Debussy prétendait trouver un nouveau chemin à l'opéra. Pris en étau entre le style du vérisme et ses drames de cape et épée, qui tranchaient avec les émotions provoquées par les injustices et misères de ce bas-monde, et le wagnérisme avec son exaltation brumeuse des légendes alémaniques (si souvent inspirées de Chrétien de Troyes...), il n'a écrit que ce seul ouvrage, rejetant tous ses précédents essais opératiques. Il lui a consacré dix ans, retravaillant sans cesse à simplifier le propos et à polir son langage et a tenu de longs échanges avec Maeterlinck à propos du livret, presque entièrement extrait de la pièce de théâtre avec diverses coupures.

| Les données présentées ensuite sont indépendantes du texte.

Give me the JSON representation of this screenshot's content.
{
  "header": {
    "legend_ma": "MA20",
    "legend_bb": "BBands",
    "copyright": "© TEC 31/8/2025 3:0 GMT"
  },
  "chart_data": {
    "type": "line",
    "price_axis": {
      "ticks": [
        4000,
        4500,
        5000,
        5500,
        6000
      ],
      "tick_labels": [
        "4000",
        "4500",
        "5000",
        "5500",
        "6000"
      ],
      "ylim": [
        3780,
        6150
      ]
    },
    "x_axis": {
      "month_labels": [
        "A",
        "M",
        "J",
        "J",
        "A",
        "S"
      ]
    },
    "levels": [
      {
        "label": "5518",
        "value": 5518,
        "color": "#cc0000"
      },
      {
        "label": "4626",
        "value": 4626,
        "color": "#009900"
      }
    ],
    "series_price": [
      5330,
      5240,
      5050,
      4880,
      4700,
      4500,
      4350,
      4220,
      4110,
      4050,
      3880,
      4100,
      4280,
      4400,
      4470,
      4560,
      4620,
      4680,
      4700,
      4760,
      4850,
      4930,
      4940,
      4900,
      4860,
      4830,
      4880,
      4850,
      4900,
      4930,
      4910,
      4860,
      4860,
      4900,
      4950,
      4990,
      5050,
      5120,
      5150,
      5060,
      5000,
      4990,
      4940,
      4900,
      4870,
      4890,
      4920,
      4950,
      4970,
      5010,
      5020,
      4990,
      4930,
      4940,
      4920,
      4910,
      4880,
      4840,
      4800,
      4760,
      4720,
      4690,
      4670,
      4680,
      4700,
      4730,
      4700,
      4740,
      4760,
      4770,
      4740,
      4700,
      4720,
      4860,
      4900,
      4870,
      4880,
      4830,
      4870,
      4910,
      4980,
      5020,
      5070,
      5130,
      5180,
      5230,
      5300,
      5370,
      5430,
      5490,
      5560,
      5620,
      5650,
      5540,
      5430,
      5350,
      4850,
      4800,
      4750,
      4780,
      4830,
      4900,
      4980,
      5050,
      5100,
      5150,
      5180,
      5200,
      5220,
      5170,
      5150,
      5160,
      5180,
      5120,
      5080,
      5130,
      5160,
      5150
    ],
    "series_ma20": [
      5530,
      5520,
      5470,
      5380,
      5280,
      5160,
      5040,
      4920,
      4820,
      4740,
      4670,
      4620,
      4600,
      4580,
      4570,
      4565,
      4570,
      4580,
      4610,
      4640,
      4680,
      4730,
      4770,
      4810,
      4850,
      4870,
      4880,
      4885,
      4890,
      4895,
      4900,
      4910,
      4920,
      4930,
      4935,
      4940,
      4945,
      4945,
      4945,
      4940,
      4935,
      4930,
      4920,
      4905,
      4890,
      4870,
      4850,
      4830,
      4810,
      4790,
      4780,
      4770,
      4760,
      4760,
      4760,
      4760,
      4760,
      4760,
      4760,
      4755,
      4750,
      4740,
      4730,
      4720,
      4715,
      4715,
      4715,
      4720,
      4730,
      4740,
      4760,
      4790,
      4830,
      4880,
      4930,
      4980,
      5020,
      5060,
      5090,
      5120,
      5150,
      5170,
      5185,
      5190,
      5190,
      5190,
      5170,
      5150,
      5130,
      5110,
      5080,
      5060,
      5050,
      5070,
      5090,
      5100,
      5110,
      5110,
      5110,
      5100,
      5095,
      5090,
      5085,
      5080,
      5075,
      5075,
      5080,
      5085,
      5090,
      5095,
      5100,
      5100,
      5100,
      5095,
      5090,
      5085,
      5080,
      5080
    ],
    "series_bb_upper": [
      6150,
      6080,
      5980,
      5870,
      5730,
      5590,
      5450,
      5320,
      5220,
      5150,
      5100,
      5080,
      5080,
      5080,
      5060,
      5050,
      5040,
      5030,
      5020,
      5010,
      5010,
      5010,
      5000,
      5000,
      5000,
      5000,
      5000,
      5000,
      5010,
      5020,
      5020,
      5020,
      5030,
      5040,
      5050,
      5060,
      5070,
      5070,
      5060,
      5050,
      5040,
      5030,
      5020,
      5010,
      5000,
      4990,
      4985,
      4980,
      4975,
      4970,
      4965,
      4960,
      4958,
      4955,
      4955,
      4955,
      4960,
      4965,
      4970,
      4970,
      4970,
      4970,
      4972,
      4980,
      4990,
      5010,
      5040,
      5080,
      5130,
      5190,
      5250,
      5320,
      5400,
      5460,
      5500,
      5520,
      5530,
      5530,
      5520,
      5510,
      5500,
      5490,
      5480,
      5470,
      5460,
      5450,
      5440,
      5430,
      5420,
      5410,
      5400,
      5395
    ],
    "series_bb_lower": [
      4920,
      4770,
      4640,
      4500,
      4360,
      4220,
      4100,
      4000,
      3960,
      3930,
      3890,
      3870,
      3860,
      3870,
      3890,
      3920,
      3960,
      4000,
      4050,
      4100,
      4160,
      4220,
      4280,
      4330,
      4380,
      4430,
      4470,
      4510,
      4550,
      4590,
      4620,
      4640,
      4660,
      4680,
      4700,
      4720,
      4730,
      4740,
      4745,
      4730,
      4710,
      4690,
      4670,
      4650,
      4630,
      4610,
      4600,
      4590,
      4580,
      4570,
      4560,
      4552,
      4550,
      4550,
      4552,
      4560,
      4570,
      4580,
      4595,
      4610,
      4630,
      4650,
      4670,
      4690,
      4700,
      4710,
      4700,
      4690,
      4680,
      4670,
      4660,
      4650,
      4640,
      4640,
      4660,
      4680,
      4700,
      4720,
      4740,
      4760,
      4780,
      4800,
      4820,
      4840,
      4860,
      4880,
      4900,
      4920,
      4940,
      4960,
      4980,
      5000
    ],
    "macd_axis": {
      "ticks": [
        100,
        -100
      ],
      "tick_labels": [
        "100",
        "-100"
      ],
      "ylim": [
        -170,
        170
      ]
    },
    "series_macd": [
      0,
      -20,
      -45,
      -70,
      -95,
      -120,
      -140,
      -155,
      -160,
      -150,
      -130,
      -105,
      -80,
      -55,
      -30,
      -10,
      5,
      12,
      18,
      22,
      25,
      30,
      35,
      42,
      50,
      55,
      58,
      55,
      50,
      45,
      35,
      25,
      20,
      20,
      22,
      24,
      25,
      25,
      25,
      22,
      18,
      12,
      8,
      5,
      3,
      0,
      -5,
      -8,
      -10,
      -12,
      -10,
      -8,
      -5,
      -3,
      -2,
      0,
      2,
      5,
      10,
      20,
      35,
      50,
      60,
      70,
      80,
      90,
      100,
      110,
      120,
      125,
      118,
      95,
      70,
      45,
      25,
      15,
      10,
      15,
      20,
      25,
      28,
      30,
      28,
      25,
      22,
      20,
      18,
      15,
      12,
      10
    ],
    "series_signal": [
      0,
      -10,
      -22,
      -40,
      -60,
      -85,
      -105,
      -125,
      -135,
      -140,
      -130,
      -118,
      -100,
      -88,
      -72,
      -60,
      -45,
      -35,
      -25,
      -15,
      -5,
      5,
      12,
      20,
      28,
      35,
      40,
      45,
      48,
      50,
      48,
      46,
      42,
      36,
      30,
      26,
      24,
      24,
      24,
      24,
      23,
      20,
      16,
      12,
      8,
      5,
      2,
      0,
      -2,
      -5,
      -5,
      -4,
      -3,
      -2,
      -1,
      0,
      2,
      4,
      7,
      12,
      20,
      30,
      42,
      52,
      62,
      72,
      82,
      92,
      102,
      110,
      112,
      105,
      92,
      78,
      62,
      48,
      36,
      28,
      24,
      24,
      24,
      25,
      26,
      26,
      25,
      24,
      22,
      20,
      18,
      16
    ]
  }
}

Leur brouille à propos du choix de la Mélisande mettra fin à leur relation... Dans sa correspondance avec Ernest Guiraud, qui fut son professeur au Conservatoire de Paris, il déclare qu’ il souhaite suivre le poète qui « disant les choses à demi, permettra de greffer mon rêve sur le sien; qui concevra des personnages dont l’histoire et la demeure ne seront d’aucun temps, d’aucun lieu… » ... « Je rêve de poèmes qui ne me condamnent pas à perpétrer des actes longs, pesants ; qui me fournissent des scènes mobiles, diverses par les lieux et le caractère ; où les personnages ne discutent pas, mais subissent la vie et le sort ». Cent vingt ans après sa création, Pelléas reste un indiscutable chef d'œuvre de la musique. Et, malgré les diatribes anti-wagnériennes qu'il prodiguait (comme le fameux Golliwoog's Cake Walk parodiant le thème germinal de Tristan et Yseult...) le rapprochement avec le drame wagnérien est omniprésent, autant dans l'histoire du triangle amoureux que dans la musique. Mais considérer son empreinte comme ouvrage dramatique nous mène tout droit à un chemin d'ombres et de lumières. Ombres car le texte, pour le spectateur actuel, oscille entre le niais des propos décousus des amants non avoués, (mais droit dans la lignée du non-dit freudien) et le stupéfiant, comme la terrible sentence d'Arkel : « Si j'étais Dieu, j'aurais pitié du cœur des hommes »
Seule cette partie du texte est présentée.